As I have noted in previous columns, the fundamentals really drive presidential campaigns, and those fundamentals clearly forecast an Obama win — by a large margin if it is public perception that matters most and by a smaller margin if the hard economic and Iraq casualty data is ultimately more influential.

While many commentators seem to revel in the “unpredictability” of the race, it is actually unfolding in a mostly predictable way, despite a few curveballs.

Through most of the summer, Obama had a lead consistent with the fundamentals. McCain got a mostly predictable convention bounce, which is now dissipating as we return to the fairly consistent Obama leads we saw in the weeks leading up to both conventions.

Going into the conventions, Obama maintained a two-to-four-point lead across a variety of polls.

Not surprisingly, both candidates got a convention bump, though Obama’s was short-lived, running smack into the Republican convention before Democrats had time to luxuriate in it, or Republicans had the opportunity to demand another McCain staff shake-up. Obama led in all six of the polls taken at or near the end of the Democratic convention, by margins ranging from one to nine points — yielding an average margin of about 6.5 points.

By the next week, with the Palin pick and the GOP convention in full swing, McCain enjoyed his big bounce, averaging just over a two-point margin in the 12 polls taken between the close of his convention and Sept. 11.

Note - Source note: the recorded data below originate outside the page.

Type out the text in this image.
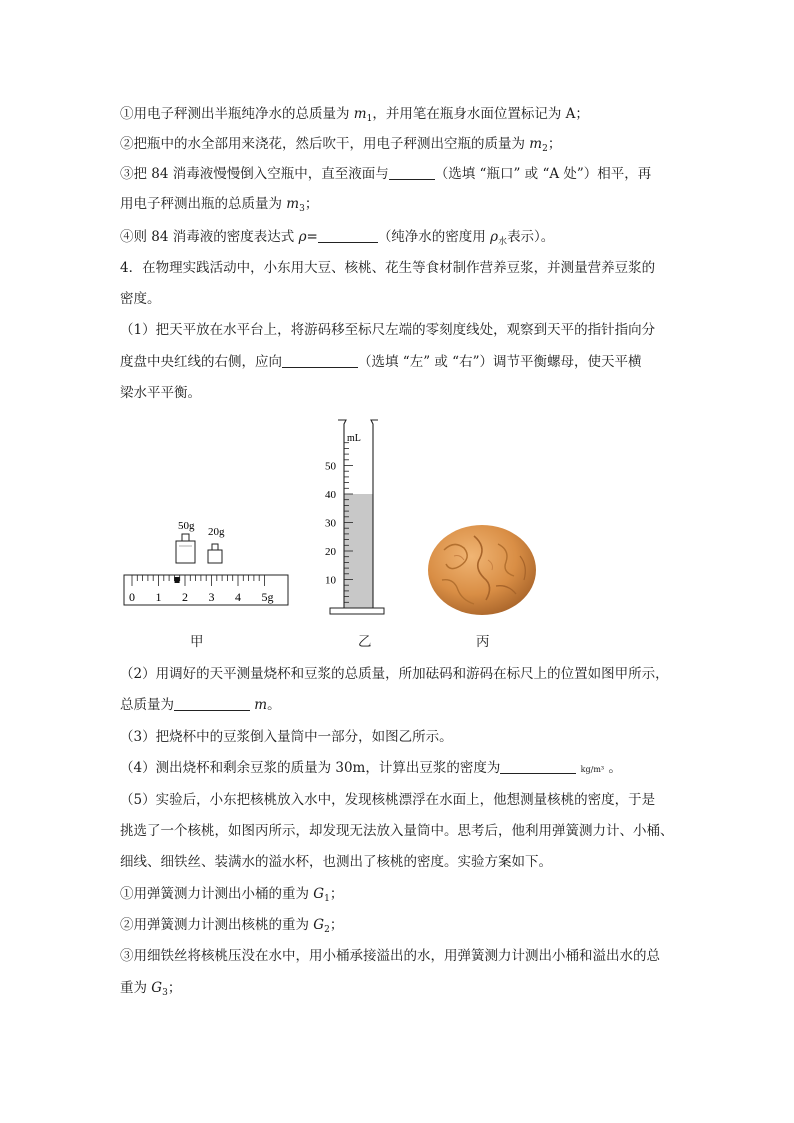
①用电子秤测出半瓶纯净水的总质量为 $m_1$，并用笔在瓶身水面位置标记为 A；
②把瓶中的水全部用来浇花，然后吹干，用电子秤测出空瓶的质量为 $m_2$；
③把 84 消毒液慢慢倒入空瓶中，直至液面与	（选填 “瓶口” 或 “A 处”）相平，再
用电子秤测出瓶的总质量为 $m_3$；
④则 84 消毒液的密度表达式 ρ=	（纯净水的密度用 $\rho_水$表示）。
4．在物理实践活动中，小东用大豆、核桃、花生等食材制作营养豆浆，并测量营养豆浆的
密度。
（1）把天平放在水平台上，将游码移至标尺左端的零刻度线处，观察到天平的指针指向分
度盘中央红线的右侧，应向	（选填 “左” 或 “右”）调节平衡螺母，使天平横
梁水平平衡。
50g 20g
0 1 2 3 4 5g
mL
50
40
30
20
10
甲	乙	丙
（2）用调好的天平测量烧杯和豆浆的总质量，所加砝码和游码在标尺上的位置如图甲所示，
总质量为	m。
（3）把烧杯中的豆浆倒入量筒中一部分，如图乙所示。
（4）测出烧杯和剩余豆浆的质量为 30m，计算出豆浆的密度为	kg/m³ 。
（5）实验后，小东把核桃放入水中，发现核桃漂浮在水面上，他想测量核桃的密度，于是
挑选了一个核桃，如图丙所示，却发现无法放入量筒中。思考后，他利用弹簧测力计、小桶、
细线、细铁丝、装满水的溢水杯，也测出了核桃的密度。实验方案如下。
①用弹簧测力计测出小桶的重为 $G_1$；
②用弹簧测力计测出核桃的重为 $G_2$；
③用细铁丝将核桃压没在水中，用小桶承接溢出的水，用弹簧测力计测出小桶和溢出水的总
重为 $G_3$；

Thus, McCain seems to have enjoyed a bounce of about eight or nine points from the combination of his vice presidential announcement and his convention — larger than Obama’s, but only a bit bigger than the historical average of six points.

McCain’s bounce is also dissipating more quickly than most. While such bounces typically start fading within a few days, the effects are usually felt for weeks.

In this case — just two weeks after the Republican convention — Obama is about where he was before the two conventions commenced.

Ten national polls have been completed since Sept. 16 and all but one show Obama ahead, by an average of just over three points.

Moreover, all the polls reveal a clear trend toward Obama. The one survey showing McCain ahead, the Battleground Tracking Poll, puts his lead at just one point — which represents a three-point decline in McCain’s margin compared to their poll just after the Republican convention. Gallup was giving McCain a six-point lead at his high-water mark, but now has Obama four points ahead.

Some will suggest the turn is a reaction to the Wall Street meltdown. While that is certainly possible, in reality the trend toward Obama was firmly in place even before talk of bailouts dominated the headlines.

If you can tune out all the noise, the patterns are pretty clear. The fundamentals forecast an Obama lead, which was increased by his convention, while McCain’s vice presidential pick and convention gave him a bounce too. As the effects of both extravaganzas fade, the race is back to where the basics suggest it should be.

Despite all the talk of Palin reshuffling the deck, despite breathless headlines about one segment or other dramatically shifting its loyalty, the race has returned to its status shortly before the two conventions, and it followed a rather predicable track in between.

Mellman is president of The Mellman Group and has worked for Democratic candidates and causes since 1982. Current clients include the majority leaders of both the House and Senate.